If conservative management is ineffective or episodes recur, surgical treatment should be considered. Cholecystectomy is usually safest during the second trimester or at the beginning of the third trimester.

Summary

  • Nausea, vomiting, GERD, and other gastrointestinal disorders are common during pregnancy. This article briefly reviews the main causes of these conditions and current treatment recommendations.
  • Nausea and vomiting during pregnancy are associated with hormonal fluctuations, altered gastrointestinal motility, and psychosocial factors. Symptom management may include dietary modifications, avoidance of nausea triggers, ginger-containing products, vitamin B6 supplementation, and metoclopramide.
  • GERD most commonly presents with heartburn and acid reflux. Recommended treatment during pregnancy includes lifestyle and dietary modifications, antacids, sucralfate, H2 histamine receptor blockers, and proton pump inhibitors.

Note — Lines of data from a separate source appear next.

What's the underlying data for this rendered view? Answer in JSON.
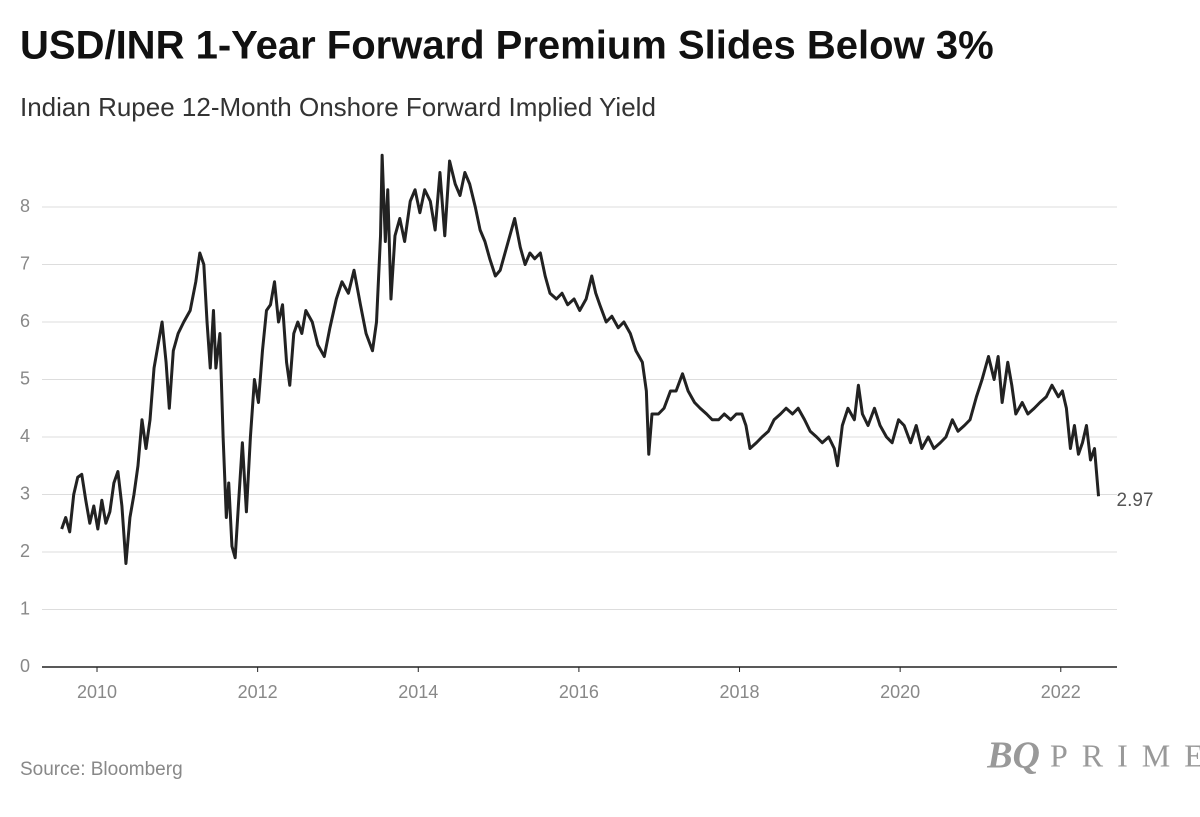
{
  "chart_data": {
    "type": "line",
    "title": "USD/INR 1-Year Forward Premium Slides Below 3%",
    "subtitle": "Indian Rupee 12-Month Onshore Forward Implied Yield",
    "source": "Source: Bloomberg",
    "brand_mark": "BQ",
    "brand_name": "PRIME",
    "xlim": [
      2009.315,
      2022.7
    ],
    "xticks": [
      2010,
      2012,
      2014,
      2016,
      2018,
      2020,
      2022
    ],
    "ylim": [
      0,
      9
    ],
    "yticks": [
      0,
      1,
      2,
      3,
      4,
      5,
      6,
      7,
      8
    ],
    "grid": true,
    "x": [
      2009.56,
      2009.61,
      2009.66,
      2009.71,
      2009.76,
      2009.81,
      2009.86,
      2009.91,
      2009.96,
      2010.01,
      2010.06,
      2010.11,
      2010.16,
      2010.21,
      2010.26,
      2010.31,
      2010.36,
      2010.41,
      2010.46,
      2010.51,
      2010.56,
      2010.61,
      2010.66,
      2010.71,
      2010.76,
      2010.81,
      2010.86,
      2010.9,
      2010.95,
      2011.01,
      2011.08,
      2011.16,
      2011.23,
      2011.28,
      2011.33,
      2011.37,
      2011.41,
      2011.45,
      2011.48,
      2011.53,
      2011.57,
      2011.61,
      2011.64,
      2011.68,
      2011.72,
      2011.76,
      2011.81,
      2011.86,
      2011.91,
      2011.96,
      2012.01,
      2012.06,
      2012.11,
      2012.16,
      2012.21,
      2012.26,
      2012.31,
      2012.36,
      2012.4,
      2012.45,
      2012.5,
      2012.55,
      2012.6,
      2012.68,
      2012.75,
      2012.83,
      2012.9,
      2012.98,
      2013.05,
      2013.13,
      2013.2,
      2013.28,
      2013.35,
      2013.43,
      2013.48,
      2013.53,
      2013.55,
      2013.59,
      2013.62,
      2013.66,
      2013.71,
      2013.77,
      2013.83,
      2013.9,
      2013.96,
      2014.02,
      2014.08,
      2014.15,
      2014.21,
      2014.27,
      2014.33,
      2014.39,
      2014.46,
      2014.52,
      2014.58,
      2014.64,
      2014.71,
      2014.77,
      2014.83,
      2014.89,
      2014.96,
      2015.02,
      2015.08,
      2015.14,
      2015.2,
      2015.27,
      2015.33,
      2015.39,
      2015.45,
      2015.52,
      2015.58,
      2015.64,
      2015.72,
      2015.79,
      2015.86,
      2015.94,
      2016.01,
      2016.09,
      2016.16,
      2016.21,
      2016.26,
      2016.34,
      2016.41,
      2016.49,
      2016.56,
      2016.64,
      2016.71,
      2016.79,
      2016.84,
      2016.87,
      2016.91,
      2016.99,
      2017.06,
      2017.14,
      2017.21,
      2017.29,
      2017.36,
      2017.44,
      2017.51,
      2017.59,
      2017.66,
      2017.74,
      2017.81,
      2017.89,
      2017.96,
      2018.03,
      2018.08,
      2018.13,
      2018.21,
      2018.28,
      2018.36,
      2018.43,
      2018.51,
      2018.58,
      2018.66,
      2018.73,
      2018.81,
      2018.88,
      2018.96,
      2019.03,
      2019.11,
      2019.18,
      2019.22,
      2019.28,
      2019.35,
      2019.43,
      2019.48,
      2019.53,
      2019.6,
      2019.68,
      2019.75,
      2019.83,
      2019.9,
      2019.98,
      2020.05,
      2020.13,
      2020.2,
      2020.27,
      2020.35,
      2020.42,
      2020.5,
      2020.57,
      2020.65,
      2020.72,
      2020.8,
      2020.87,
      2020.95,
      2021.02,
      2021.1,
      2021.17,
      2021.22,
      2021.27,
      2021.34,
      2021.39,
      2021.44,
      2021.52,
      2021.59,
      2021.67,
      2021.74,
      2021.82,
      2021.89,
      2021.97,
      2022.02,
      2022.07,
      2022.12,
      2022.17,
      2022.22,
      2022.27,
      2022.32,
      2022.37,
      2022.42,
      2022.47
    ],
    "series": [
      {
        "color": "#222222",
        "values": [
          2.4,
          2.6,
          2.35,
          3.0,
          3.3,
          3.35,
          2.9,
          2.5,
          2.8,
          2.4,
          2.9,
          2.5,
          2.7,
          3.2,
          3.4,
          2.8,
          1.8,
          2.6,
          3.0,
          3.5,
          4.3,
          3.8,
          4.3,
          5.2,
          5.6,
          6.0,
          5.3,
          4.5,
          5.5,
          5.8,
          6.0,
          6.2,
          6.7,
          7.2,
          7.0,
          6.0,
          5.2,
          6.2,
          5.2,
          5.8,
          4.0,
          2.6,
          3.2,
          2.1,
          1.9,
          2.8,
          3.9,
          2.7,
          4.0,
          5.0,
          4.6,
          5.5,
          6.2,
          6.3,
          6.7,
          6.0,
          6.3,
          5.3,
          4.9,
          5.8,
          6.0,
          5.8,
          6.2,
          6.0,
          5.6,
          5.4,
          5.9,
          6.4,
          6.7,
          6.5,
          6.9,
          6.3,
          5.8,
          5.5,
          6.0,
          7.5,
          8.9,
          7.4,
          8.3,
          6.4,
          7.5,
          7.8,
          7.4,
          8.1,
          8.3,
          7.9,
          8.3,
          8.1,
          7.6,
          8.6,
          7.5,
          8.8,
          8.4,
          8.2,
          8.6,
          8.4,
          8.0,
          7.6,
          7.4,
          7.1,
          6.8,
          6.9,
          7.2,
          7.5,
          7.8,
          7.3,
          7.0,
          7.2,
          7.1,
          7.2,
          6.8,
          6.5,
          6.4,
          6.5,
          6.3,
          6.4,
          6.2,
          6.4,
          6.8,
          6.5,
          6.3,
          6.0,
          6.1,
          5.9,
          6.0,
          5.8,
          5.5,
          5.3,
          4.8,
          3.7,
          4.4,
          4.4,
          4.5,
          4.8,
          4.8,
          5.1,
          4.8,
          4.6,
          4.5,
          4.4,
          4.3,
          4.3,
          4.4,
          4.3,
          4.4,
          4.4,
          4.2,
          3.8,
          3.9,
          4.0,
          4.1,
          4.3,
          4.4,
          4.5,
          4.4,
          4.5,
          4.3,
          4.1,
          4.0,
          3.9,
          4.0,
          3.8,
          3.5,
          4.2,
          4.5,
          4.3,
          4.9,
          4.4,
          4.2,
          4.5,
          4.2,
          4.0,
          3.9,
          4.3,
          4.2,
          3.9,
          4.2,
          3.8,
          4.0,
          3.8,
          3.9,
          4.0,
          4.3,
          4.1,
          4.2,
          4.3,
          4.7,
          5.0,
          5.4,
          5.0,
          5.4,
          4.6,
          5.3,
          4.9,
          4.4,
          4.6,
          4.4,
          4.5,
          4.6,
          4.7,
          4.9,
          4.7,
          4.8,
          4.5,
          3.8,
          4.2,
          3.7,
          3.9,
          4.2,
          3.6,
          3.8,
          2.97
        ]
      }
    ]
  }
}
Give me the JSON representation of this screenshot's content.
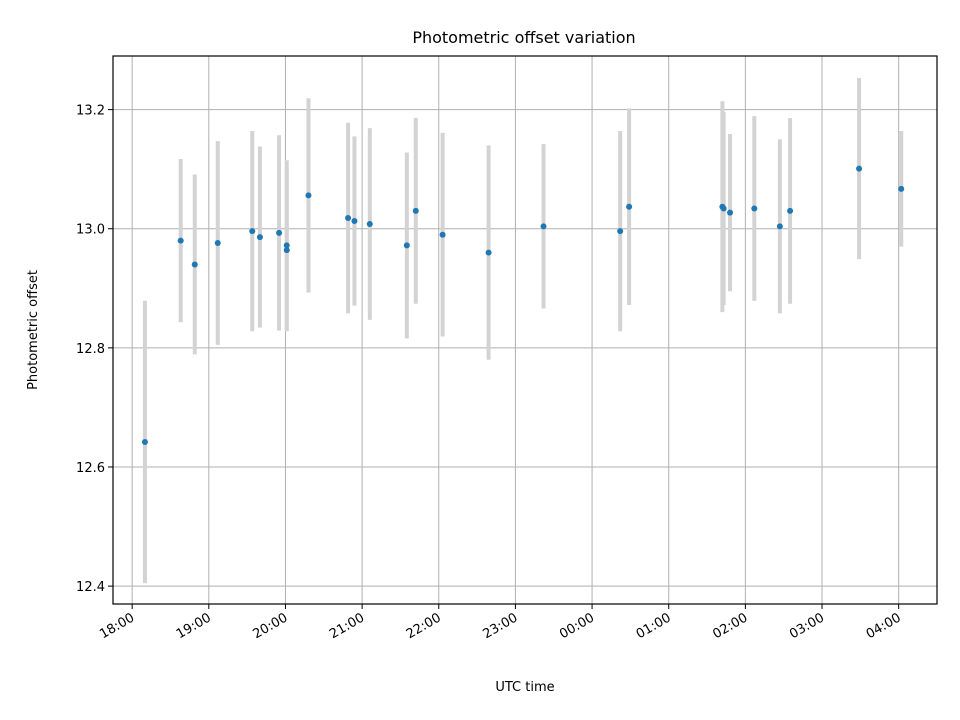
{
  "chart_data": {
    "type": "scatter",
    "title": "Photometric offset variation",
    "xlabel": "UTC time",
    "ylabel": "Photometric offset",
    "grid": true,
    "x_start": "18:00",
    "x_ticks": [
      "18:00",
      "19:00",
      "20:00",
      "21:00",
      "22:00",
      "23:00",
      "00:00",
      "01:00",
      "02:00",
      "03:00",
      "04:00"
    ],
    "y_ticks": [
      "12.4",
      "12.6",
      "12.8",
      "13.0",
      "13.2"
    ],
    "xlim": [
      "17:45",
      "04:30"
    ],
    "ylim": [
      12.37,
      13.29
    ],
    "colors": {
      "point": "#1f77b4",
      "errorbar": "#d3d3d3",
      "grid": "#b0b0b0"
    },
    "points": [
      {
        "x": "18:10",
        "y": 12.642,
        "err": 0.237
      },
      {
        "x": "18:38",
        "y": 12.98,
        "err": 0.137
      },
      {
        "x": "18:49",
        "y": 12.94,
        "err": 0.151
      },
      {
        "x": "19:07",
        "y": 12.976,
        "err": 0.171
      },
      {
        "x": "19:34",
        "y": 12.996,
        "err": 0.168
      },
      {
        "x": "19:40",
        "y": 12.986,
        "err": 0.152
      },
      {
        "x": "19:55",
        "y": 12.993,
        "err": 0.164
      },
      {
        "x": "20:01",
        "y": 12.972,
        "err": 0.143
      },
      {
        "x": "20:01",
        "y": 12.964,
        "err": 0.136
      },
      {
        "x": "20:18",
        "y": 13.056,
        "err": 0.163
      },
      {
        "x": "20:49",
        "y": 13.018,
        "err": 0.16
      },
      {
        "x": "20:54",
        "y": 13.013,
        "err": 0.142
      },
      {
        "x": "21:06",
        "y": 13.008,
        "err": 0.161
      },
      {
        "x": "21:35",
        "y": 12.972,
        "err": 0.156
      },
      {
        "x": "21:42",
        "y": 13.03,
        "err": 0.156
      },
      {
        "x": "22:03",
        "y": 12.99,
        "err": 0.171
      },
      {
        "x": "22:39",
        "y": 12.96,
        "err": 0.18
      },
      {
        "x": "23:22",
        "y": 13.004,
        "err": 0.138
      },
      {
        "x": "00:22",
        "y": 12.996,
        "err": 0.168
      },
      {
        "x": "00:29",
        "y": 13.037,
        "err": 0.165
      },
      {
        "x": "01:42",
        "y": 13.037,
        "err": 0.177
      },
      {
        "x": "01:43",
        "y": 13.034,
        "err": 0.162
      },
      {
        "x": "01:48",
        "y": 13.027,
        "err": 0.132
      },
      {
        "x": "02:07",
        "y": 13.034,
        "err": 0.155
      },
      {
        "x": "02:27",
        "y": 13.004,
        "err": 0.146
      },
      {
        "x": "02:35",
        "y": 13.03,
        "err": 0.156
      },
      {
        "x": "03:29",
        "y": 13.101,
        "err": 0.152
      },
      {
        "x": "04:02",
        "y": 13.067,
        "err": 0.097
      }
    ]
  }
}
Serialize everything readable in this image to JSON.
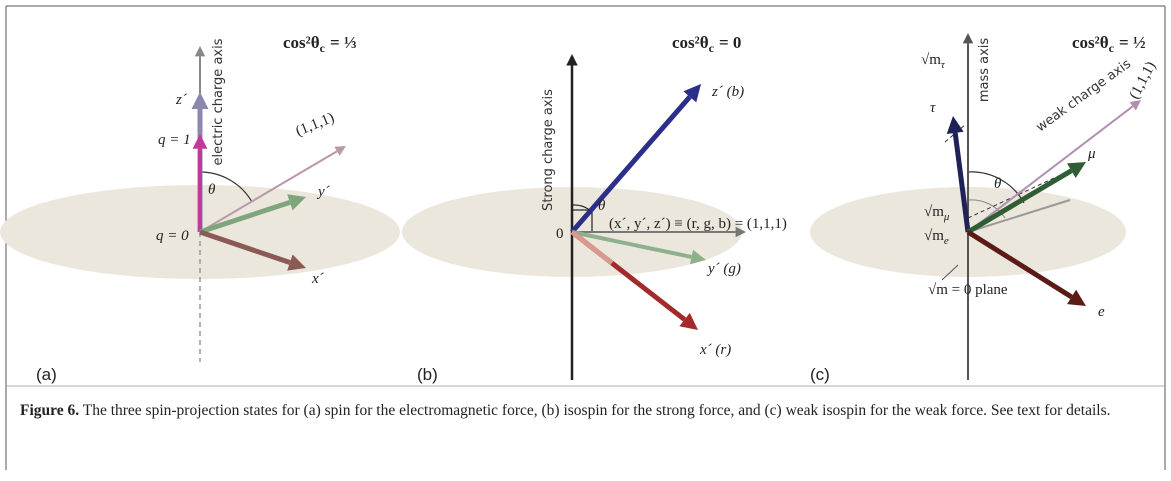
{
  "panels": [
    {
      "title": {
        "main": "cos²θ",
        "sub": "c",
        "tail": "= ⅓"
      },
      "axis_label": "electric charge axis",
      "labels": {
        "z": "z´",
        "q1": "q = 1",
        "q0": "q = 0",
        "diag": "(1,1,1)",
        "theta": "θ",
        "y": "y´",
        "x": "x´"
      },
      "panel_label": "(a)"
    },
    {
      "title": {
        "main": "cos²θ",
        "sub": "c",
        "tail": "= 0"
      },
      "axis_label": "Strong charge axis",
      "labels": {
        "z": "z´ (b)",
        "theta": "θ",
        "origin": "0",
        "diag": "(x´, y´, z´) ≡ (r, g, b) = (1,1,1)",
        "y": "y´ (g)",
        "x": "x´ (r)"
      },
      "panel_label": "(b)"
    },
    {
      "title": {
        "main": "cos²θ",
        "sub": "c",
        "tail": "= ½"
      },
      "axis_label": "mass axis",
      "labels": {
        "sqrt_m_tau": {
          "base": "√m",
          "sub": "τ"
        },
        "tau": "τ",
        "weak_axis": "weak charge axis",
        "diag": "(1,1,1)",
        "theta": "θ",
        "mu": "μ",
        "sqrt_m_mu": {
          "base": "√m",
          "sub": "μ"
        },
        "sqrt_m_e": {
          "base": "√m",
          "sub": "e"
        },
        "e": "e",
        "plane": "√m = 0 plane"
      },
      "panel_label": "(c)"
    }
  ],
  "caption": {
    "label": "Figure 6.",
    "text": "The three spin-projection states for (a) spin for the electromagnetic force, (b) isospin for the strong force, and (c) weak isospin for the weak force. See text for details."
  }
}
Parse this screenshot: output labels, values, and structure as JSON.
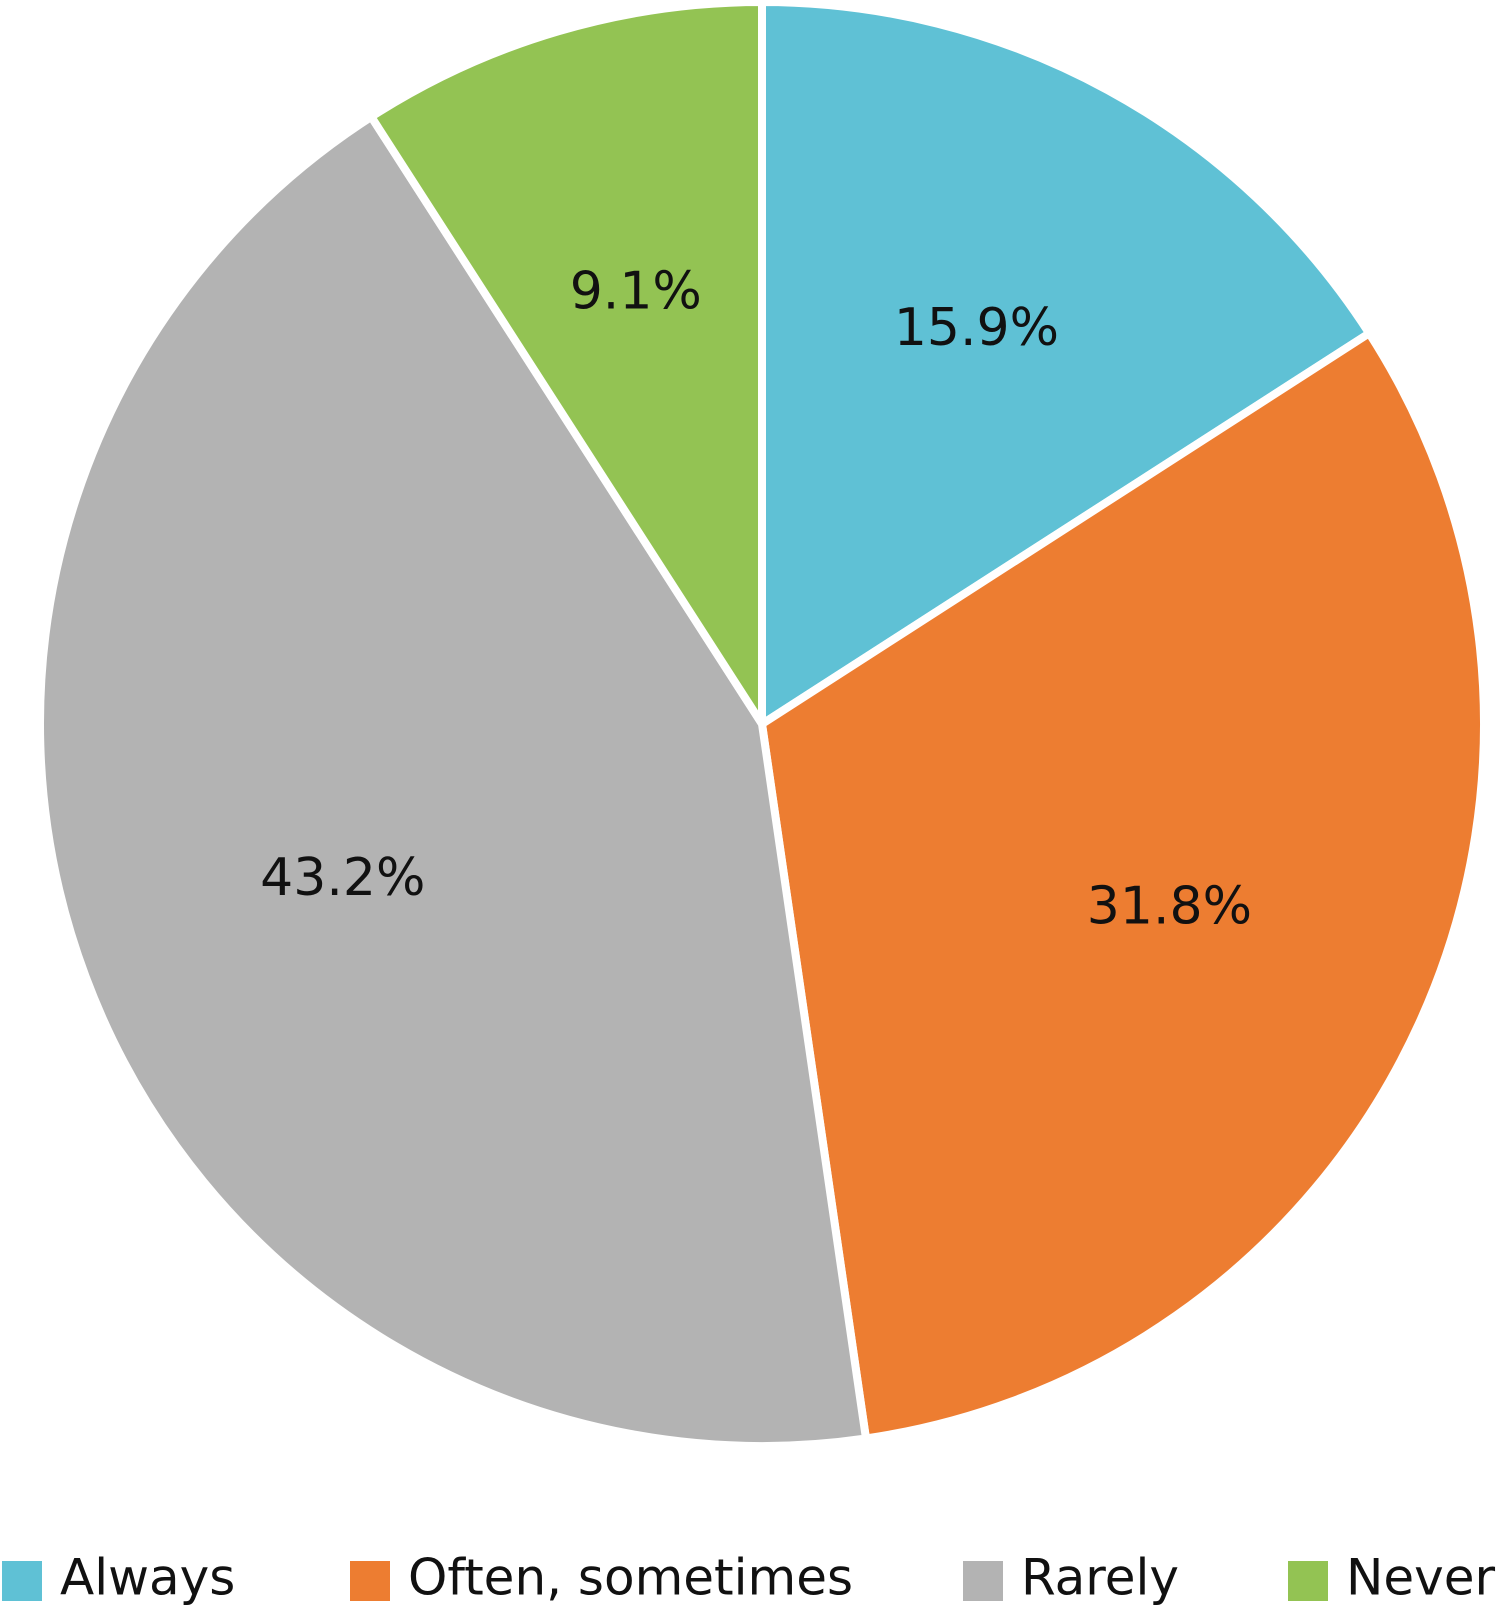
{
  "chart_data": {
    "type": "pie",
    "categories": [
      "Always",
      "Often, sometimes",
      "Rarely",
      "Never"
    ],
    "values": [
      15.9,
      31.8,
      43.2,
      9.1
    ],
    "value_labels": [
      "15.9%",
      "31.8%",
      "43.2%",
      "9.1%"
    ],
    "colors": [
      "#5fc1d5",
      "#ed7d31",
      "#b3b3b3",
      "#93c353"
    ],
    "legend": "bottom"
  }
}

  • Management of constipation during pregnancy primarily focuses on increasing dietary fiber and fluid intake. If symptoms persist, lactulose or bisacodyl may be prescribed.
  • In cases of frequent watery stools occurring three or more times daily, rehydration therapy is recommended. Bismuth subsalicylate and loperamide may be used to control diarrhea during pregnancy.
  • Hormonal changes during pregnancy increase the risk of gallstone formation. When symptoms of cholecystitis develop, conservative treatment with acetaminophen, intravenous opioids, intravenous rehydration, dietary modifications, and, if necessary, antibiotic therapy is recommended.